Bobo took this photo of me over the summer (when I still had access to my roof). This is the face I make most of the time. Some people think I look mean, like I'm really snobby, so they never become friends with me. Other people find this attractive, want to wake up next to this face. Go figure. I feel like my heart is too soft. I feel sorry for people that I have no rational sympathy for. I ache to correct the grammar of an insult. That's my problem, really, I'm Too Nice. Maybe that's not true, I'm not too nice. I just feel too much. Sounds much better, doesn't it?

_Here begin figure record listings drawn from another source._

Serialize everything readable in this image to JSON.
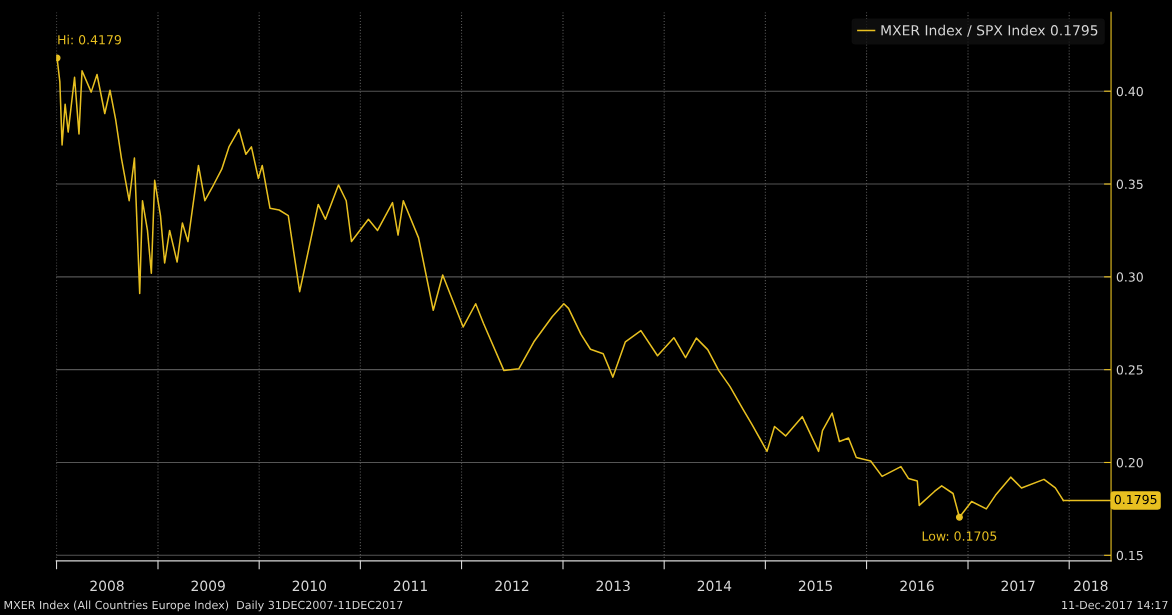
{
  "chart_data": {
    "type": "line",
    "x": [
      "2008-01-03",
      "2008-01-13",
      "2008-01-21",
      "2008-02-01",
      "2008-02-12",
      "2008-03-06",
      "2008-03-22",
      "2008-04-02",
      "2008-05-05",
      "2008-05-26",
      "2008-06-23",
      "2008-07-12",
      "2008-08-01",
      "2008-08-22",
      "2008-09-19",
      "2008-10-08",
      "2008-10-27",
      "2008-11-06",
      "2008-11-24",
      "2008-12-08",
      "2008-12-20",
      "2009-01-10",
      "2009-01-25",
      "2009-02-12",
      "2009-03-11",
      "2009-03-30",
      "2009-04-19",
      "2009-05-27",
      "2009-06-19",
      "2009-07-15",
      "2009-08-19",
      "2009-09-14",
      "2009-10-20",
      "2009-11-14",
      "2009-12-04",
      "2009-12-29",
      "2010-01-12",
      "2010-02-09",
      "2010-03-14",
      "2010-04-16",
      "2010-05-27",
      "2010-06-16",
      "2010-08-02",
      "2010-08-28",
      "2010-10-14",
      "2010-11-11",
      "2010-11-30",
      "2011-01-30",
      "2011-03-04",
      "2011-04-27",
      "2011-05-17",
      "2011-06-05",
      "2011-07-30",
      "2011-09-21",
      "2011-10-25",
      "2012-01-07",
      "2012-02-21",
      "2012-03-20",
      "2012-06-02",
      "2012-07-26",
      "2012-09-18",
      "2012-11-23",
      "2013-01-04",
      "2013-01-21",
      "2013-03-07",
      "2013-04-10",
      "2013-05-26",
      "2013-06-30",
      "2013-08-14",
      "2013-10-09",
      "2013-12-08",
      "2014-02-05",
      "2014-03-19",
      "2014-04-27",
      "2014-06-07",
      "2014-07-17",
      "2014-08-26",
      "2014-10-12",
      "2014-11-14",
      "2015-01-07",
      "2015-02-03",
      "2015-03-15",
      "2015-05-14",
      "2015-07-12",
      "2015-07-26",
      "2015-08-30",
      "2015-09-25",
      "2015-10-28",
      "2015-11-25",
      "2016-01-16",
      "2016-02-26",
      "2016-05-04",
      "2016-05-31",
      "2016-07-02",
      "2016-07-09",
      "2016-09-02",
      "2016-09-28",
      "2016-11-08",
      "2016-12-01",
      "2017-01-14",
      "2017-03-08",
      "2017-04-10",
      "2017-06-04",
      "2017-07-13",
      "2017-10-02",
      "2017-11-12",
      "2017-12-11"
    ],
    "series": [
      {
        "name": "MXER Index / SPX Index 0.1795",
        "color": "#e8c020",
        "values": [
          0.4179,
          0.405,
          0.371,
          0.393,
          0.378,
          0.4075,
          0.377,
          0.411,
          0.3995,
          0.409,
          0.388,
          0.4005,
          0.385,
          0.364,
          0.341,
          0.364,
          0.291,
          0.341,
          0.325,
          0.302,
          0.352,
          0.333,
          0.3075,
          0.325,
          0.308,
          0.329,
          0.319,
          0.36,
          0.341,
          0.348,
          0.358,
          0.37,
          0.3795,
          0.366,
          0.37,
          0.353,
          0.36,
          0.337,
          0.336,
          0.333,
          0.292,
          0.306,
          0.339,
          0.331,
          0.3495,
          0.341,
          0.319,
          0.331,
          0.325,
          0.34,
          0.3225,
          0.341,
          0.321,
          0.282,
          0.301,
          0.273,
          0.2855,
          0.275,
          0.2495,
          0.2505,
          0.265,
          0.2785,
          0.2855,
          0.283,
          0.269,
          0.261,
          0.2586,
          0.246,
          0.265,
          0.271,
          0.2575,
          0.2672,
          0.2565,
          0.267,
          0.2608,
          0.2495,
          0.241,
          0.2287,
          0.2204,
          0.206,
          0.2194,
          0.2143,
          0.2247,
          0.206,
          0.2172,
          0.2266,
          0.2113,
          0.2132,
          0.2027,
          0.2008,
          0.1925,
          0.1978,
          0.1914,
          0.19,
          0.1769,
          0.1844,
          0.1874,
          0.1833,
          0.1705,
          0.179,
          0.175,
          0.1823,
          0.1921,
          0.1863,
          0.1909,
          0.1863,
          0.1795
        ]
      }
    ],
    "xlim": [
      "2007-12-31",
      "2018-06-01"
    ],
    "xticks": [
      {
        "value": "2008-01-01",
        "label": null
      },
      {
        "value": "2008-07-01",
        "label": "2008"
      },
      {
        "value": "2009-01-01",
        "label": null
      },
      {
        "value": "2009-07-01",
        "label": "2009"
      },
      {
        "value": "2010-01-01",
        "label": null
      },
      {
        "value": "2010-07-01",
        "label": "2010"
      },
      {
        "value": "2011-01-01",
        "label": null
      },
      {
        "value": "2011-07-01",
        "label": "2011"
      },
      {
        "value": "2012-01-01",
        "label": null
      },
      {
        "value": "2012-07-01",
        "label": "2012"
      },
      {
        "value": "2013-01-01",
        "label": null
      },
      {
        "value": "2013-07-01",
        "label": "2013"
      },
      {
        "value": "2014-01-01",
        "label": null
      },
      {
        "value": "2014-07-01",
        "label": "2014"
      },
      {
        "value": "2015-01-01",
        "label": null
      },
      {
        "value": "2015-07-01",
        "label": "2015"
      },
      {
        "value": "2016-01-01",
        "label": null
      },
      {
        "value": "2016-07-01",
        "label": "2016"
      },
      {
        "value": "2017-01-01",
        "label": null
      },
      {
        "value": "2017-07-01",
        "label": "2017"
      },
      {
        "value": "2018-01-01",
        "label": null
      },
      {
        "value": "2018-03-20",
        "label": "2018"
      }
    ],
    "ylim": [
      0.147,
      0.4425
    ],
    "yticks": [
      {
        "value": 0.15,
        "label": "0.15"
      },
      {
        "value": 0.2,
        "label": "0.20"
      },
      {
        "value": 0.25,
        "label": "0.25"
      },
      {
        "value": 0.3,
        "label": "0.30"
      },
      {
        "value": 0.35,
        "label": "0.35"
      },
      {
        "value": 0.4,
        "label": "0.40"
      }
    ],
    "grid": true,
    "ref_lines": [
      {
        "axis": "y",
        "value": 0.1795,
        "label": "0.1795",
        "color": "#e8c020"
      }
    ],
    "legend": "top right",
    "marker": "none",
    "annotations": [
      {
        "text": "Hi: 0.4179",
        "x": "2008-01-03",
        "y": 0.4179
      },
      {
        "text": "Low: 0.1705",
        "x": "2016-12-01",
        "y": 0.1705
      },
      "MXER Index (All Countries Europe Index)  Daily 31DEC2007-11DEC2017",
      "11-Dec-2017 14:17"
    ]
  }
}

Got tickets to the opera last week, with a date. My lovely friend Lola got us comps for the 11th row or something. Incredible. We went to see Salome. At first, I thought this would be romantic: dance of the seven veils, seduction, etc. Forgot that the second half of the play is Salome making out with a decapitated head. I had nothing to wear to the opera, so my resourceful and stylish date officially lent me samples from the designer he works for. I felt very glamorous and we went out for gazpacho afterward.

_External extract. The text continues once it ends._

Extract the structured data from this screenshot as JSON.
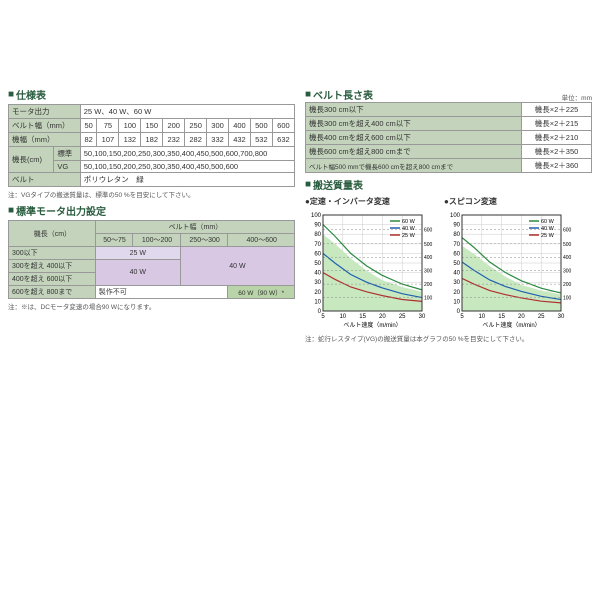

Went to a dance party for the New Yorker Festival on Friday night at Hiro Ballroom, with the impossibly glamorous Trannibals gang. (Am I the only one who likes that name? We can choose a new name). We got there early so that we could start drinking early. The ever-glamorous Lauren and I approached the surly bartender and ordered two Long Island Iced Teas. We are busy girls. Bartender rolled his eyes, said "No" and walked away. We waited for himt o come back to us and repeated our order.
"Actually, it's our policy not to serve Long Island Iced Teas." He said.
"Because nobody needs four types of liquor."
"Okay. Then just give us three types." This seemed like a reasonable offer. He declined. Lauren and I wondered if bartender had been able to somehow divine that that I had two vodka tonics before we got on the train, that we had been drinking tequila in the line outside, or that we had brought in a flask with us. We ordered vodka gimlets with no ice. Thank you. Danced my little butt off, made out for a bit (she never stops). They were serviung free pizza at the New Yorker Dance Party, for the revelers. Mildly offensive, but then again everything offends me these days.
Saturday I had a vicious hangover, surprise. Cleaned like a maniac went to the gym cooked plantains for lunch dropped acid and went to see Stereolab walked around making fun of people's outfits in the LES retreated to Queens to eat candy. Sunday met up with Joanna and felt like a zombie.
I feel really pulled in a bunch of directions at once. Uneasy with the messes I'm making for myself. I wish I was tidier. Like physically: I wish I ate better and cleaned my room. But also psychically: I wish I finished one conversation before starting another. I complain loudly and often that people don't like me / think I'm cute / want to sleep with me / take me or my fucked up "feelings" seriously. I do too much, but none of it is measurable. It's hard to put: I'm working really hard but I'm not going anywhere. It doesn't show. It takes tremendous strength, like a rubber band, to hold things together.
I feel like that today: like a ball of rubber bands. Bouncy, taut, and a pretty fucking useless hobby. Leave me in your desk, please.
I just wish I had time to do things that make me feel better. Cook, go to the gym or yoga or something, spend actual leisure time with my friends without being on a fucking schedule 24 hours a day. Hopefully these things will come along soon. I slept for 11 hours last night, that seems like a good start.